Any prep school story could comment on privilege, but this one simply just says, over and over, that the kids’ sneakers/electronics/clothes are pricey. There’s no brand namedropping, there’s no one-upping comparison, either, or subtle digs at classmates with the wrong fashions in their survival bags. We are told, repeatedly, that students are rich, but there wasn’t much lifestyle porn to envy or to set the scene. Vaughn Green, a townie on scholarship, could be a counterpoint to their wealth and ease, but even that is a bit flat because he’s too obviously connected to the local secrets.
Despite too many characters with almost no distinctions, the book has an over-the-top Clue themed mystery. I loved the entrance to the secret passage (of course there’s a secret passage!), the evil twin reveal (of course there’s an evil twin!), the famous actress hiding in hoodies and *gasp* glasses, the famous YouTuber who can’t update without power. I especially loved Finn Plum sneaking away to the secret tunnels to work on his scientific invention of VantaBlack and keeping it from Stuart Semple, I mean, developing a very, very black paint that Headmaster Boddy thinks the school should have the patent rights too. There’s a lot to enjoy in this snowy prep school mystery.

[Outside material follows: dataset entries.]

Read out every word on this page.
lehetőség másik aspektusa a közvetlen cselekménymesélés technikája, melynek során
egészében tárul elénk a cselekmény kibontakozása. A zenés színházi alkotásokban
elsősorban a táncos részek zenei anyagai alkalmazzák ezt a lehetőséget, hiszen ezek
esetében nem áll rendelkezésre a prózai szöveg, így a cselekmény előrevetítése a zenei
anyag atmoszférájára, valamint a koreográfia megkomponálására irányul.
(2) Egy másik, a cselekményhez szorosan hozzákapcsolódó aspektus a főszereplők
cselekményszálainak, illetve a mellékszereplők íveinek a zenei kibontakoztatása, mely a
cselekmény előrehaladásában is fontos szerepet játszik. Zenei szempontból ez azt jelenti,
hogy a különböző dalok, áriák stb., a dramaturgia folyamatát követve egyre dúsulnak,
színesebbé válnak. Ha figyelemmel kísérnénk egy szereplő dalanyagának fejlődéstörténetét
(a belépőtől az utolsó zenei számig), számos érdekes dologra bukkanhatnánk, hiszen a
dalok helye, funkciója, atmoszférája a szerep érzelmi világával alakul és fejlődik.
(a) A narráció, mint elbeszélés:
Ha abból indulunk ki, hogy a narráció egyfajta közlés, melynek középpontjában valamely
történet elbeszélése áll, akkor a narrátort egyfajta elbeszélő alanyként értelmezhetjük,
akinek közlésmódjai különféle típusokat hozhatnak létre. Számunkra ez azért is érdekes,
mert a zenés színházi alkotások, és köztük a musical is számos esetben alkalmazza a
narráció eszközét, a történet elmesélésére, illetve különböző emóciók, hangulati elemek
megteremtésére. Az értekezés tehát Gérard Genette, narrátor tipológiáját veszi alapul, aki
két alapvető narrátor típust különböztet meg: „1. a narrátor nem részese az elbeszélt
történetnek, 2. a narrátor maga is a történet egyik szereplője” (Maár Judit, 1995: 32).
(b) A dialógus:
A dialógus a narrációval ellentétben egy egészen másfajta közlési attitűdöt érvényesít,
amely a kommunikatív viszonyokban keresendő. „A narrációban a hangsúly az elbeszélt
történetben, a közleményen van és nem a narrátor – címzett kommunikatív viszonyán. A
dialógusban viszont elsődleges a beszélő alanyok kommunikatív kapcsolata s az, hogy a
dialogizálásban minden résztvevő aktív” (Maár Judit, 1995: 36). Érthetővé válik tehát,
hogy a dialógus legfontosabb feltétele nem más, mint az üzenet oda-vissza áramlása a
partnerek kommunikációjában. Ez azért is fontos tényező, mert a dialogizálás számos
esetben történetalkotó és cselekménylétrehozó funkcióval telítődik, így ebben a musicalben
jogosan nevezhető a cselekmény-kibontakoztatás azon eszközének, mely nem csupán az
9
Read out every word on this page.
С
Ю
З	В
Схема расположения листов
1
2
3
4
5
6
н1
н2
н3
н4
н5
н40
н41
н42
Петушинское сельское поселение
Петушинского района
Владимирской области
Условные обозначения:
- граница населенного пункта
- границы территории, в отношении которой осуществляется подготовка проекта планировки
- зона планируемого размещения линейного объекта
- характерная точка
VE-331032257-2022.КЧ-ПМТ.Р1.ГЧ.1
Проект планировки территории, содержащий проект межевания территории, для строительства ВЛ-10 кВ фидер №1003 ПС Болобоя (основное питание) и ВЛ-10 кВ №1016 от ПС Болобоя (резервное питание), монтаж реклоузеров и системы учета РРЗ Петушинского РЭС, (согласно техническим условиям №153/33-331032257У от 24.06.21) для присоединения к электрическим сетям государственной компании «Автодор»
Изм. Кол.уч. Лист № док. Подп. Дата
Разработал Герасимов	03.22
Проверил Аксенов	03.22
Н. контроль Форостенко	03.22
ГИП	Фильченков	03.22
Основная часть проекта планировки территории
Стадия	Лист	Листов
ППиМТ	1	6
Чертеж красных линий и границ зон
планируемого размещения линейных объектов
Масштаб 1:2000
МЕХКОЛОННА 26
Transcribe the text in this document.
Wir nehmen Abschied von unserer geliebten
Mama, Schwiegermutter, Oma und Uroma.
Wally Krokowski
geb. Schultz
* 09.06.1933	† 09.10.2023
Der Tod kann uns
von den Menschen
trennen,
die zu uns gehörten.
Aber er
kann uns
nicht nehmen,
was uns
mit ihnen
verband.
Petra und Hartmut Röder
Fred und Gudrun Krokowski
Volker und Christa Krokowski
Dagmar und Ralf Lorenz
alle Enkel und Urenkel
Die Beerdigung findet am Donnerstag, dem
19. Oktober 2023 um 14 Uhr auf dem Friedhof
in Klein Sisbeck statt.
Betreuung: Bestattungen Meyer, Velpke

I really wondered how it was all going to wrap up, especially when I had just a few pages left, and so much was unresolved, and the answer is that, well, it doesn’t. This is the first of a CLUE YA trilogy, so there a lot of cliffhangers.
Mixed feelings. I’ll almost surely read the next one, but I’d only recommend it to readers with a real fondness for high school dramas, locked-room mysteries, and reimaginings.